Even some large hospitals are able to manage with their stock holding over weekends and will accept a delivery on Saturday and then one on Monday. Reducing delivery schedules to alternate days, can cut transport costs by more than £320.00 per week – or £16,640 per year, for each vehicle.

Many software packages allow the transport manager to choose the fastest or most efficient routes for all customers. But the driver must stick to these routes.

The programs will give accurate mileage targets between the plant and each customer, which then makes it easier for the transport manager to check the odometer on the van each day to ensure it corresponds with the target mileage and take action when a driver regularly exceeds targets.

Regular fuel economy checks on all vehicles are also worthwhile. Most manufacturers will produce some target figures for fuel economy. Always fill the fuel tank to full capacity and record the mileage at each refuelling. It is then simple to calculate the fuel efficiency.

There are three reasons why fuel use might significantly exceed the vehicle’s target.

The van needs urgent maintenance and the engine needs tuning.

The driving habits need attention, for example, excess speed, leaving the engine running during deliveries or racing the engine at high revs before changing gear.

There is a fuel leak – either onto the road or into someone’s fuel tank.

If the business cannot afford a software package to calculate mileage and fuel economy, then a computer spreadsheet program and simple database will quickly show which vehicles need attention.

The table here gives a very simple example of how the fuel economy can be checked so that any sudden change in efficiency can be identified and corrected.

If, say, this sample vehicle has a target of 7.5 miles per litre, it should have used 165.9litres to travel 1,244miles. But it has used 180.8litres, a loss of 14.9litres or £13.71 in diesel in one week or £712.92 per annum (based on UK prices at 23 December 2008).

With good, effective route planning, reviewing individual customers’ collections/delivery frequency and by monitoring fuel consumption, it should not be difficult to make marked reductions in distribution costs.

The same principles can be applied inside the laundry. The aim is to ensure the optimum use of plant and equipment. For example, is every washer being loaded to the correct capacity? How often are the auto-weigh scales on the batch washers or the floor-mounted scales for the washer-extractors checked for accuracy.
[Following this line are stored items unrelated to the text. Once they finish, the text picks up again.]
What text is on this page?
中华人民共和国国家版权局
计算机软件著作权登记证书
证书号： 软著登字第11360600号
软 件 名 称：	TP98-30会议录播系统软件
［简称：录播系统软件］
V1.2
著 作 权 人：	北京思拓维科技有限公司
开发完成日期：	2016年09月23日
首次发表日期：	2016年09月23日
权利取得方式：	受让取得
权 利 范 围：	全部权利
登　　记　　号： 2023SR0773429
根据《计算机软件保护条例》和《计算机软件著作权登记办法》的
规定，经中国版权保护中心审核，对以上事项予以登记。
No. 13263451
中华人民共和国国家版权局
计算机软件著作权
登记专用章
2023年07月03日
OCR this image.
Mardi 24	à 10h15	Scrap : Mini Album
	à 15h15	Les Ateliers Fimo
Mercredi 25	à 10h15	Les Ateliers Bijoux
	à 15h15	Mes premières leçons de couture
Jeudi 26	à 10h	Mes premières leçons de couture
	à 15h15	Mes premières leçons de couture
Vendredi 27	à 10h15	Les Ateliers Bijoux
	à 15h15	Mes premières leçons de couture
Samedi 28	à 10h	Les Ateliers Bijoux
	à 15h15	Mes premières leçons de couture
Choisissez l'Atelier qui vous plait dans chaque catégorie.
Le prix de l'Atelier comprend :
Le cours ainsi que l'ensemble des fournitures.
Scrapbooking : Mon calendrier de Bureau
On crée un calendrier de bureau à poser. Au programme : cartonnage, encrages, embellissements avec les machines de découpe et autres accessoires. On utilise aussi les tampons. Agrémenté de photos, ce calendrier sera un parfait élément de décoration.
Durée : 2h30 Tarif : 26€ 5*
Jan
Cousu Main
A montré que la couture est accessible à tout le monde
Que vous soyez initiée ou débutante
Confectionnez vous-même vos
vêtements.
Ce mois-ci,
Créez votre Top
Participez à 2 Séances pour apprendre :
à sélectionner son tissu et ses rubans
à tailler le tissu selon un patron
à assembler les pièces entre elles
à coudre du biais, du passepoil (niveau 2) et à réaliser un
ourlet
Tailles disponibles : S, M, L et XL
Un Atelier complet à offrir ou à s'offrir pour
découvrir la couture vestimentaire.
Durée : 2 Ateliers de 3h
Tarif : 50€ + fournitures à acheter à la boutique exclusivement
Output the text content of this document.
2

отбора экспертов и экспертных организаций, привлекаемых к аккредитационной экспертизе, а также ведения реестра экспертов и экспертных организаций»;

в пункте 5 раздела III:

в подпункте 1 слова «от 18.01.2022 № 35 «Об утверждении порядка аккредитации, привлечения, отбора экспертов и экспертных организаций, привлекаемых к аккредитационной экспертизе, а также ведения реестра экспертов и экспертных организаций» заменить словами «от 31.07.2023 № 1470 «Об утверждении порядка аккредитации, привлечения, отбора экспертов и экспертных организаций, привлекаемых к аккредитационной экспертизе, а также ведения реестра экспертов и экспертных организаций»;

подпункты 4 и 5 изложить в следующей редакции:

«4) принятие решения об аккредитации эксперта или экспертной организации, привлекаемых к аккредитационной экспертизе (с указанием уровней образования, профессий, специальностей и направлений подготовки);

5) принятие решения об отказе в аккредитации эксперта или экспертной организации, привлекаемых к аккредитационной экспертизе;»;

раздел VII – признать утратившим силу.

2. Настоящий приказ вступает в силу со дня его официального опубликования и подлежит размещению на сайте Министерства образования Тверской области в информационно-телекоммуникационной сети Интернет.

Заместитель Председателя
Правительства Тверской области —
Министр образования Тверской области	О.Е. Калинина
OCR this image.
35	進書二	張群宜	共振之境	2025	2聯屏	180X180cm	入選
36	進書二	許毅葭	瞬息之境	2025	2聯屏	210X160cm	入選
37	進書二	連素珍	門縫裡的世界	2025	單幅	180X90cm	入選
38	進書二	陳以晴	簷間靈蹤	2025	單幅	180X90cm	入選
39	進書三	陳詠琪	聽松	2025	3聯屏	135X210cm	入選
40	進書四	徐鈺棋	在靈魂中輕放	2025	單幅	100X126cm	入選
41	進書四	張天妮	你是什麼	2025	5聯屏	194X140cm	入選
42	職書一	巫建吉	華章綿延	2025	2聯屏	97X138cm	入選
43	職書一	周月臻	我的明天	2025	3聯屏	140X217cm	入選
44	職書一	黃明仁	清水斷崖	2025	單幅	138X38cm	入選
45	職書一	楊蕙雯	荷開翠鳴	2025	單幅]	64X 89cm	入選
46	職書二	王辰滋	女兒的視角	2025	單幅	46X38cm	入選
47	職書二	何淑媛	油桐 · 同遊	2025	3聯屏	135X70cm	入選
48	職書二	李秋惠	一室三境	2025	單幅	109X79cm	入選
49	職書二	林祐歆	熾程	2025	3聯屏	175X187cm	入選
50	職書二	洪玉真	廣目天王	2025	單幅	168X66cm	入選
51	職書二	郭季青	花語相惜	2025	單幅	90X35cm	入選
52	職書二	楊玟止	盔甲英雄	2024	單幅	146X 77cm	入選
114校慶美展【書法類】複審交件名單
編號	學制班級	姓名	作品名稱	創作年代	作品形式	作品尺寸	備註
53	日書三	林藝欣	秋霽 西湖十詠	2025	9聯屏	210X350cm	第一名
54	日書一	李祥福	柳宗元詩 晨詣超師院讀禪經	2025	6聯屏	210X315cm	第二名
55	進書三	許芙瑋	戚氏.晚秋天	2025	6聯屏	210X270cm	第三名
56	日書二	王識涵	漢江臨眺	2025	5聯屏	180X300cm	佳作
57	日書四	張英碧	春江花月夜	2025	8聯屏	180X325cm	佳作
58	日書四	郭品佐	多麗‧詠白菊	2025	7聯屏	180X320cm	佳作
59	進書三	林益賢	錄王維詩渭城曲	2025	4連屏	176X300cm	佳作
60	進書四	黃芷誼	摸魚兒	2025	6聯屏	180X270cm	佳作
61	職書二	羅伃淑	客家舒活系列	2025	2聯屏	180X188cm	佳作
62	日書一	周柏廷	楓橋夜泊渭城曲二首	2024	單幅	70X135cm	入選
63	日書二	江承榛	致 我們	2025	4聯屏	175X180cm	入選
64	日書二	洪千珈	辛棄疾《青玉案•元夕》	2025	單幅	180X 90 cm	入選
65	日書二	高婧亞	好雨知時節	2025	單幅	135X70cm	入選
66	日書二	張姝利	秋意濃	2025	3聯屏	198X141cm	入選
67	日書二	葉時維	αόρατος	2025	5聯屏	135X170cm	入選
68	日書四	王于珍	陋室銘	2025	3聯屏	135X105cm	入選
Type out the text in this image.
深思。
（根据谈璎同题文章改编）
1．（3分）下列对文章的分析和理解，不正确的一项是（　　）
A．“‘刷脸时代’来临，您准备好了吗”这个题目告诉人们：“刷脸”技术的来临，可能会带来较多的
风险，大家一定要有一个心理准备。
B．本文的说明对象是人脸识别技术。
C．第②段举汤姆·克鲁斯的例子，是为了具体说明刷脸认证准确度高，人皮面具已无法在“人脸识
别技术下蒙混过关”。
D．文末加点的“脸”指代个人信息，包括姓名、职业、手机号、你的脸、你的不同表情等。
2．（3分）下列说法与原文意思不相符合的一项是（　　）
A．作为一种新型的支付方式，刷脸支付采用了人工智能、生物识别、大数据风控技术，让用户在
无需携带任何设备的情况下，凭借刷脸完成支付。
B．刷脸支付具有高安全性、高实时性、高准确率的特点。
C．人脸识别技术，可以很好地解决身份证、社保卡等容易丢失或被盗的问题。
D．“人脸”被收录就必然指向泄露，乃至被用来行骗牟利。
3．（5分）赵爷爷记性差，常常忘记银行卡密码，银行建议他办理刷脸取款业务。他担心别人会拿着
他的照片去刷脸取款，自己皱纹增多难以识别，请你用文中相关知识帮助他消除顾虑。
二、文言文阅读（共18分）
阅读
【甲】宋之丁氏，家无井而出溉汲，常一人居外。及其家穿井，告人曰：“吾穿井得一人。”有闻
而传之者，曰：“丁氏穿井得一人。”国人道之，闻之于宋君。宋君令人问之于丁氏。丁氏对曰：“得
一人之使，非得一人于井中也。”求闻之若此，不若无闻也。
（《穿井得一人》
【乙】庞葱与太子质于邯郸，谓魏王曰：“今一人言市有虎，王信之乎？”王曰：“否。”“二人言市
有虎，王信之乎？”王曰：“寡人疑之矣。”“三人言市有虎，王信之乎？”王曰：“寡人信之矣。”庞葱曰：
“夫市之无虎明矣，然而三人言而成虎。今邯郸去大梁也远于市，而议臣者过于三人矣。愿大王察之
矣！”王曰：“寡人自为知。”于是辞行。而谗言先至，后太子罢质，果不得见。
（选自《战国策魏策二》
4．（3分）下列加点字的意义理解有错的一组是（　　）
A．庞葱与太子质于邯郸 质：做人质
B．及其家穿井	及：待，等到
Laundries often use the same amount of water, steam, energy and chemicals for each wash, regardless of the weight of the load. Some might argue that a machine that is underloaded by 25% will use less water and energy. While this true, the reduction in water is only in that absorbed by the fabric during the wetting-out stages of the first wash, roughly equivalent to 2.8litres of water for a kilogram dry weight of 100% cotton.

The basic costs for any wash process will be spread over the total weight of the load. So if a table linen process in a 100kg washer-extractor that is loaded to full capacity is £12, the cost per item, working on an average of 450g per piece, is 5.4p.

If the same process is operated with a 75kg load then the cost per piece increases to 7.2p. A laundry processing 50,000 pieces per week could potentially lose 1.8p per piece, or £900 per week or £46,800 by underloading.

It is therefore essential that all the scales are checked for accuracy and that only full loads of work are processed in the washer, even if this means occasionally mixing classifications that would normally be separate or mixing the tail end of one lot with the start of the next.